The Austrian scientist Christian Doppler discovered the Doppler Effect in the nineteenth century. Many type0s of waves, including sound waves, light waves or even waves on water undergo the Doppler Effect. You may have experienced the Doppler effect if you have ever listened carefully to the sound of a siren or horn of an automobile as it approached and then moved away from you. You probably noticed that the pitch of the sound increased as the source of the sound approached you and then decreased as the source moved away.

This is a description of the figure on Contact Card One. Have your card available so you can follow the description.

In Contact Card One, use the heavy solid horizontal line as a base line. There is a dotted line to track. You will find that it forms a smooth curve rising into a crest and then down into a trough and then starts up again to repeat the pattern. One crest and one trough is one wave, so this curve represents three complete waves.

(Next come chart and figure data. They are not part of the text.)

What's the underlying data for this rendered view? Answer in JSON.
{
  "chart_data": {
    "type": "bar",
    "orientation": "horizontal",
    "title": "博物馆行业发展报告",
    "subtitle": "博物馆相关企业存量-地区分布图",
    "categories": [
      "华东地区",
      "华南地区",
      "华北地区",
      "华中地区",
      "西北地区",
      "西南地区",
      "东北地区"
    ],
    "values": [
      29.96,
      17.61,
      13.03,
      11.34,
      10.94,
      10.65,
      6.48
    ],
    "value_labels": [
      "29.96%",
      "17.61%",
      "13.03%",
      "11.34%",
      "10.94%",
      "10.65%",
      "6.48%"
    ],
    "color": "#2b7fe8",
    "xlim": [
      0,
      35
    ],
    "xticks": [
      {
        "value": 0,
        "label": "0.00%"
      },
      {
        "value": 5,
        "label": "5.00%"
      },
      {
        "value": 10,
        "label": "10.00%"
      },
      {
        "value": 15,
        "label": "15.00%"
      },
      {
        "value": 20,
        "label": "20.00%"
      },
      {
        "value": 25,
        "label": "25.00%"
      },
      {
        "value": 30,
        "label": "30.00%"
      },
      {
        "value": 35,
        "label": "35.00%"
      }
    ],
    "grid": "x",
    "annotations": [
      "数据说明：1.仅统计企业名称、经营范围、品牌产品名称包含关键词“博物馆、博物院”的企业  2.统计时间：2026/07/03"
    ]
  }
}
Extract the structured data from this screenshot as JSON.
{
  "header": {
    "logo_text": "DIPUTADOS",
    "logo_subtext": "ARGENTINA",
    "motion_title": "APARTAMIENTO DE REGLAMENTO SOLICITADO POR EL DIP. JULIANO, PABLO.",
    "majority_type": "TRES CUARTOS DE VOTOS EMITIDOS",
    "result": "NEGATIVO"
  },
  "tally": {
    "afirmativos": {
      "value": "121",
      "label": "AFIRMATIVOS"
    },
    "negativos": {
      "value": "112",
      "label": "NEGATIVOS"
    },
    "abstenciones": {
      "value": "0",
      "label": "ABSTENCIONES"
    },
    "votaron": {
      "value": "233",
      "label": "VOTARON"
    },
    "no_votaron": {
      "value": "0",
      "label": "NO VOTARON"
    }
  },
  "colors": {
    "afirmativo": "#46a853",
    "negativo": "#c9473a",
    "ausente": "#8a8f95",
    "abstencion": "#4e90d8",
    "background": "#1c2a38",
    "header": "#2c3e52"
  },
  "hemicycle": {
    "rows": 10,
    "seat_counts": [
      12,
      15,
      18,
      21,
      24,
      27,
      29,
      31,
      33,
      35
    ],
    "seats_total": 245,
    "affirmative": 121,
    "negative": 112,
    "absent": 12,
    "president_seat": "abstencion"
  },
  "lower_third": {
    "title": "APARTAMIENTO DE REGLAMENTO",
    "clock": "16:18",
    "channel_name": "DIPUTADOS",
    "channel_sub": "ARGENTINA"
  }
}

The waves shown in this figure are shaped like the water waves that you can feel when you are in a bathtub or swimming pool. If you are very still in the water, the level of the water remains constant on your body. The heavy solid horizontal line on Contact Card One represents this level. But when water is disturbed, the water waves travel in crests and troughs, so you feel the water level moving up and down. When the water waves crest, the water level comes up higher on your body than it usually does. At a trough, the water is lower than its normal level.

Keep Contact Card One available so that you can compare it with the next contact cards.

This is a description of the figure on Contact Card Two. Place this card to the left of Card One as you follow the description.

Again you will feel a solid horizontal base line. Track the curved dotted line on Contact Card Two. These waves represent compressed sound waves. The wave crests are more closely spaced than the crests on Contact Card One, so there are five complete waves shown on this card. This means that these waves have a higher frequency than those on Card One, because there are more waves in a given distance. If these were sound waves, these waves would have a higher sound than those with a frequency like those on Contact Card One.

This is a description of the figure on Contact Card Three. Place this card to the right of Card One as you follow the description.

Again you will feel a solid horizontal base line. Track the curved dotted line on Contact Card Three. These waves represent rarefied sound waves. The wave crests are farther apart than the crests on Contact Card One. There are only two complete waves on this card. These waves have a lower frequency than the waves on Contact Card One. The sound of these waves would have a lower sound than those have spacing like those on Contact Card One.

As a sound source, such as a siren, approaches, the waves ahead of the source get shoved together like those on Contact Card Two. The decrease in space between the wave crests increases frequency and the sound you hear has a higher pitch. As the sound source moves away from you, the waves grow farther apart, like those on Contact Card Three, and sound drops in pitch.

The same thing happens when you move quickly toward a stationary sound source. Because of your motion, the frequency with which the sound waves strike your eardrums would increase and you would hear a higher pitch sound. If you were moving away from the sound source, the pitch would lower.

These changes in wave frequency and pitch sound are called Doppler Shifts.